The expectation of a somewhat more expansive fiscal policy in the EMU, especially in Germany, also seems to be solidifying. Even though the increase still does not seem to be strong enough to drive inflation significantly across the Eurozone, it will allow the ECB to keep interest rates at current levels, without having to adopt additional measures. At any rate, it will be important to keep an eye on any developments concerning a potential conflict between the U.S. and Iran and their impact on oil prices, which are particularly pivotal for an energy-dependent economy such as Spain’s.
In this context, according to BBVA Research estimates, after growing 3.2 percent in 2019, the global economy will expand by 3.2 percent in 2020 and 3.3 percent in 2021, which are below the last decade’s average growth of 3.8 percent.

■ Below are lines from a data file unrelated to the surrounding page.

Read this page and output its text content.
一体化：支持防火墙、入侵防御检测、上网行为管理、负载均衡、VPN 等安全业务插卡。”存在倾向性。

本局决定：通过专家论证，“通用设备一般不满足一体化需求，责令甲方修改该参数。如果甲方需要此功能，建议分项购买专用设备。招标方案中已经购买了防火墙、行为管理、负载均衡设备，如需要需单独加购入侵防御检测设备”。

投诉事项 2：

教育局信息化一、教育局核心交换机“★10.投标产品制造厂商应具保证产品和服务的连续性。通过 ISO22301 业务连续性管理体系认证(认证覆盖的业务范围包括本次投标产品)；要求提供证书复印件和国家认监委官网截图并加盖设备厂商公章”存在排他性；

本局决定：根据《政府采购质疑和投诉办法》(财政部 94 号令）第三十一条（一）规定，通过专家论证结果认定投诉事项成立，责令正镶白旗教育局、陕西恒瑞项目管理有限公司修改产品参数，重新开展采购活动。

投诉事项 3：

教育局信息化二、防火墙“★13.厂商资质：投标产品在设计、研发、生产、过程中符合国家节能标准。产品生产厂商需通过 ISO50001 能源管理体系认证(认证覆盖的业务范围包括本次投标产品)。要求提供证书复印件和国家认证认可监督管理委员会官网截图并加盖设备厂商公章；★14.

In the case of Spain, the speed of recovery will depend on the policies implemented by the new government in the coming months. The uncertainty surrounding the country’s economic policy remains high, given the apparent lack of consensus on some key issues. The general strike and the events that took place in Catalonia in October seem to have taken a toll on the region’s economic activity, but the impact has been limited compared to that of the events that took place two years ago. Given the changes that the new Government is expected to make in some key areas, such as the labor market or pensions, and before reverting the reforms implemented in previous years, it would be advisable to review the different assessments that have been made to gauge the impact of these measures and keep those that have yielded positive results. This public policy assessment spirit should be extended to encompass all fields of activity. In this regard, future action should take into account a detailed analysis of the costs and benefits of the recent changes promoted to regulate the housing market or raise the minimum wage.
Also, reducing the imbalance in public accounts should continue being a priority goal, minimizing the impact of fiscal consolidation over growth. In this sense, the new Government’s commitment to fiscal responsibility and to using resources more efficiently by implementing public policy assessment systems should be considered a positive sign.
The challenges facing the Spanish economy remain
Lowering unemployment and the use of temporary contracts, which remain structurally high, are two of the biggest challenges facing the Spanish economy. Also, the ageing of the population is eroding the sustainability of the pension system in a context in which productivity is showing worrying signs of stagnation. These factors seem to indicate that, in the mid-term, failure to adopt reforms to drive the economy’s growth potential, could lead the Spanish economy to perform at more moderate rates than in recent years.
Avoiding this will require adopting economic policies that increase potential growth, creating an environment that promotes investment, innovation and employment to tackle the digital transformation and energy transition processes, while reducing public deficit, unemployment and inequality.